The House That Jack Built

Danish provocateur Lars von Trier returns after being ejected from the festival in 2011 for telling a news conference he was a Nazi who sympathized with Adolf Hitler – comments he later said were taken out of context.

Matt Dillon stars as a serial killer of women. “We experience the story from Jack’s point of view, while he postulates each murder as an artwork in itself,” according to notes in the festival’s program.

Hollywood Reporter critic Roxborough said the film, screening out of competition, is one of his top-three must-sees, calling it: “a movie that could almost be seen as an answer to the MeToo movement, in a really nasty way”.

BlacKkKlansman

Spike Lee returns to Cannes almost 30 years after “Do the Right Thing” was tipped for, but failed to get, the Palme d’Or. (“He said he was robbed, I agree with him,” said Roxborough.)

“BlacKkKlansman”, the true story of an African-American police officer who infiltrates the Ku Klux Klan, stars John David Washington (son of Denzel) and Adam Driver.

Lee says the story, set in the 1970s, is more relevant than ever in President Donald Trump’s America.

“Agent Orange refused to repudiate the Klan, the alt-right and the Nazis,” he told Hollywood Reporter.

“‘There’s good people on both sides.’ That’s going to be on his gravestone.”

In competition for the Palme d’Or, “BlacKkKlansman” will open in U.S. cinemas on Aug. 10, one day before the anniversary of the far-right rally in Charlottesville, Virginia where counter-protester Heather Heyer was killed by a car driven into the crowd.

The Man who Killed Don Quixote

Terry Gilliam’s two-decade struggle to make this film has entered movie folklore.

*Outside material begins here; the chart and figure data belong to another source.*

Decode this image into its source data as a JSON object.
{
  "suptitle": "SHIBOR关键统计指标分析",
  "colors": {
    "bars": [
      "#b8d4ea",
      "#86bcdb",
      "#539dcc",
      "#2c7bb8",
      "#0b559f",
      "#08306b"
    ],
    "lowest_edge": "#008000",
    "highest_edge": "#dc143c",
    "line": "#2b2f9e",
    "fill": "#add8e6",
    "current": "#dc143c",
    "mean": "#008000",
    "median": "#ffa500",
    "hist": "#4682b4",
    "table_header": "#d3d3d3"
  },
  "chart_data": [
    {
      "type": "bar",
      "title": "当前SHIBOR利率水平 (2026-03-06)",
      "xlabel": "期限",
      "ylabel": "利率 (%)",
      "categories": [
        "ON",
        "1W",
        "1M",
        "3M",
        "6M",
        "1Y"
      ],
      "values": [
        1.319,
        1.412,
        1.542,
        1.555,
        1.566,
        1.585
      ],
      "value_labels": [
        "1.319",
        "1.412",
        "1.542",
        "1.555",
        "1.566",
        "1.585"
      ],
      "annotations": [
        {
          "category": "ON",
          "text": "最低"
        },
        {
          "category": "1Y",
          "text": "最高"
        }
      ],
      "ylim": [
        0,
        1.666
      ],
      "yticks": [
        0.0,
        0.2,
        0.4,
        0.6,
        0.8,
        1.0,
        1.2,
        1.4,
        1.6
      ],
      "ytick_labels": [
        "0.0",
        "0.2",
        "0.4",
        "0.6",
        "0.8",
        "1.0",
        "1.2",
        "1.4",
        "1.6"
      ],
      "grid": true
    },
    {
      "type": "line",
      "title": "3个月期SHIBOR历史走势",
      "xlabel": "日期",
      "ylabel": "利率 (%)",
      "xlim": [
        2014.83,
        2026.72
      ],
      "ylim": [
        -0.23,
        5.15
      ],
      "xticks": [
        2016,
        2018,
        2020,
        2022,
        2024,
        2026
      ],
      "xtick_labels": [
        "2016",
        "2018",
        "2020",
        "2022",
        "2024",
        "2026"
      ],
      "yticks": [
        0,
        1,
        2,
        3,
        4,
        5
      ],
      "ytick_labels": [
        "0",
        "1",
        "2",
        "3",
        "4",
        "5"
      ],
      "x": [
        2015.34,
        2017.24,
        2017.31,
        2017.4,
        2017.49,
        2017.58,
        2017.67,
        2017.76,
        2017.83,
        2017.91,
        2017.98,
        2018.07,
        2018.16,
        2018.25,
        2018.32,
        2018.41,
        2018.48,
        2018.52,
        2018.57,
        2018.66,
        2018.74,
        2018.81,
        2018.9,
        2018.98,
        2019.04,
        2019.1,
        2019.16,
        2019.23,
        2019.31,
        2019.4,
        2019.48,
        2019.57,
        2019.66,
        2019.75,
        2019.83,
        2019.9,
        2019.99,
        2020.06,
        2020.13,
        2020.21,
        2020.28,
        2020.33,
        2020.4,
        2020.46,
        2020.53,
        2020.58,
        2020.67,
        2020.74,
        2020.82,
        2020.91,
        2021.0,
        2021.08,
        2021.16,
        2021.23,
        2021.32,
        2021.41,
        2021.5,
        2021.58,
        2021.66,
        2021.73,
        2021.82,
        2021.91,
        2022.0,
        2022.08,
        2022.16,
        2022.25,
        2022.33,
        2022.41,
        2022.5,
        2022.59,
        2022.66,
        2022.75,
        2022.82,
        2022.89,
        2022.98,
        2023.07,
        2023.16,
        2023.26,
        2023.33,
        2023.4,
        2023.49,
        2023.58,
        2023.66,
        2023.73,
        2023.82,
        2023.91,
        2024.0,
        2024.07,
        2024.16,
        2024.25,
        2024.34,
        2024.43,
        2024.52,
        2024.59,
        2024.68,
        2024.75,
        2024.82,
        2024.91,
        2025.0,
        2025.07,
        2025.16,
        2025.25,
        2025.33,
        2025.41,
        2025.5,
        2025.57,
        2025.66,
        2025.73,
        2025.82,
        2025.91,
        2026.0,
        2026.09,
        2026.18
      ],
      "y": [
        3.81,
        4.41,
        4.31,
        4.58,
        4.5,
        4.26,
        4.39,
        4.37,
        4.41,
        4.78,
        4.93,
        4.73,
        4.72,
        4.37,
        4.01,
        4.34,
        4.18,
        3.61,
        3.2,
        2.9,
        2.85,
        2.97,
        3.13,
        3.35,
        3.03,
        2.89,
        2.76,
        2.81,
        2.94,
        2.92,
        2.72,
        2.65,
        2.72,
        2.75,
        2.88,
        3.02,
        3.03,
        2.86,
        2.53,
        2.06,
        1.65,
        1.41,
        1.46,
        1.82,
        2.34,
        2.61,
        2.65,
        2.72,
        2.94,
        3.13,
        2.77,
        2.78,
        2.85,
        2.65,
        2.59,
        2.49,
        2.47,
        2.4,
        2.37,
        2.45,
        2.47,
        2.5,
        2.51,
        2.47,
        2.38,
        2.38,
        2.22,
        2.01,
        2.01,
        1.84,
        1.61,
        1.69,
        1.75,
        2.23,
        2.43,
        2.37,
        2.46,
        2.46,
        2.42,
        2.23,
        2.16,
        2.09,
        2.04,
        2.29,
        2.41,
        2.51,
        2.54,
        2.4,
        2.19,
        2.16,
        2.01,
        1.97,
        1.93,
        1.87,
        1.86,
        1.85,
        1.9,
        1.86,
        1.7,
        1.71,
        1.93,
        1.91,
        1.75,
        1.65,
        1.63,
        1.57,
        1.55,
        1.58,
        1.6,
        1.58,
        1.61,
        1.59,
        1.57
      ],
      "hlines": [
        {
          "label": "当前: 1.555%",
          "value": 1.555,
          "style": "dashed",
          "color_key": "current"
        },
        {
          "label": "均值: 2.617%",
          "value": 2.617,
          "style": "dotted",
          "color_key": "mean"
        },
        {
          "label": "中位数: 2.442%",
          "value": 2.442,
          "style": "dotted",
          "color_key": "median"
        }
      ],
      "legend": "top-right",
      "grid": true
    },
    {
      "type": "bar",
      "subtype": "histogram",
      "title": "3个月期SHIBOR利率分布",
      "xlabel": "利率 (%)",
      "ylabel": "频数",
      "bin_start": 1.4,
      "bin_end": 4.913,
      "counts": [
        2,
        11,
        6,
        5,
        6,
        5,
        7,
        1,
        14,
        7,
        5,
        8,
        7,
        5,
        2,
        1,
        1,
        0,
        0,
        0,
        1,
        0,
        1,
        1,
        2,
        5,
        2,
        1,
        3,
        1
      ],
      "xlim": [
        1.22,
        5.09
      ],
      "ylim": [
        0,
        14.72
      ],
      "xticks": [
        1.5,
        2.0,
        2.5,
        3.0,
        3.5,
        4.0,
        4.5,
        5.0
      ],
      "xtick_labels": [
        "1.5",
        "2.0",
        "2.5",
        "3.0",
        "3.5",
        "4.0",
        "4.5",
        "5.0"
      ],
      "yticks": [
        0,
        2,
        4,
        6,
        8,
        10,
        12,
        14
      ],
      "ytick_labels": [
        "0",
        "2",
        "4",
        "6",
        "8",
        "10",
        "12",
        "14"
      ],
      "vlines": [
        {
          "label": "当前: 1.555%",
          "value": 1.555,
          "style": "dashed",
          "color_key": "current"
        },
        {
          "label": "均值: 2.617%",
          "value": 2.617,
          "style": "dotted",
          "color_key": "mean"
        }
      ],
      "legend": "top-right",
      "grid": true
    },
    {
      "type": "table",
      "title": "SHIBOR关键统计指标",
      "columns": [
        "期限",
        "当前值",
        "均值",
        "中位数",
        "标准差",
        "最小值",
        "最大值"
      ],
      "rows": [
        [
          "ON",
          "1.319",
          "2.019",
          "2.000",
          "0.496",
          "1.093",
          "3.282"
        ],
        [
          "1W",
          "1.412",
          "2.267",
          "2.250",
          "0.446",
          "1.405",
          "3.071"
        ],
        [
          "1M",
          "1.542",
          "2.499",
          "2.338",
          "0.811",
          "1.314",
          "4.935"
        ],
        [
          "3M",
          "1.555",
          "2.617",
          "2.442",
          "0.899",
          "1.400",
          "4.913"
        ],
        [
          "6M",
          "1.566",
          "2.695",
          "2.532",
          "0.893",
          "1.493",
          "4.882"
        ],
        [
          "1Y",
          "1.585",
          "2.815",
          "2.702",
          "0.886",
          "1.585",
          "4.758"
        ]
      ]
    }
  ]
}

An initial version, starring Johnny Depp and Vanessa Paradis, was dumped after a series of calamities meant shooting had to stop.

Finally finished, it remains to be seen if this version, with “Brazil” star Jonathan Pryce as the Spanish knight who tilts at windmills, can be shown at Cannes due to a last-minute legal challenge from a movie producer who says he has the rights over it.

“It’s taken him so long to make this movie I think we all owe it to the man to go and check it out,” said Roxborough of the film that should, but may not, close the festival, out of competition, on May 19.

A Paris court on Monday heard an application for an injunction on showing the film, but will not rule until Wednesday.

Leto (The Summer)/ 3 Faces

Two films in the main competition will screen without the presence of their directors – both prevented from traveling by national authorities in their home countries.

Leto, about the Leningrad rock music scene in the latter years of the Soviet Union, is directed by Kirill Serebrennikov who is under house arrest pending a fraud case his supporters say is part of a government crackdown on artistic freedoms.

Iranian director Jafar Panahi was arrested in 2010 and banned from making films, but has continued to work, to international acclaim. Like his 2015 film “Taxi”, “3 Faces” features Panahi playing himself on screen.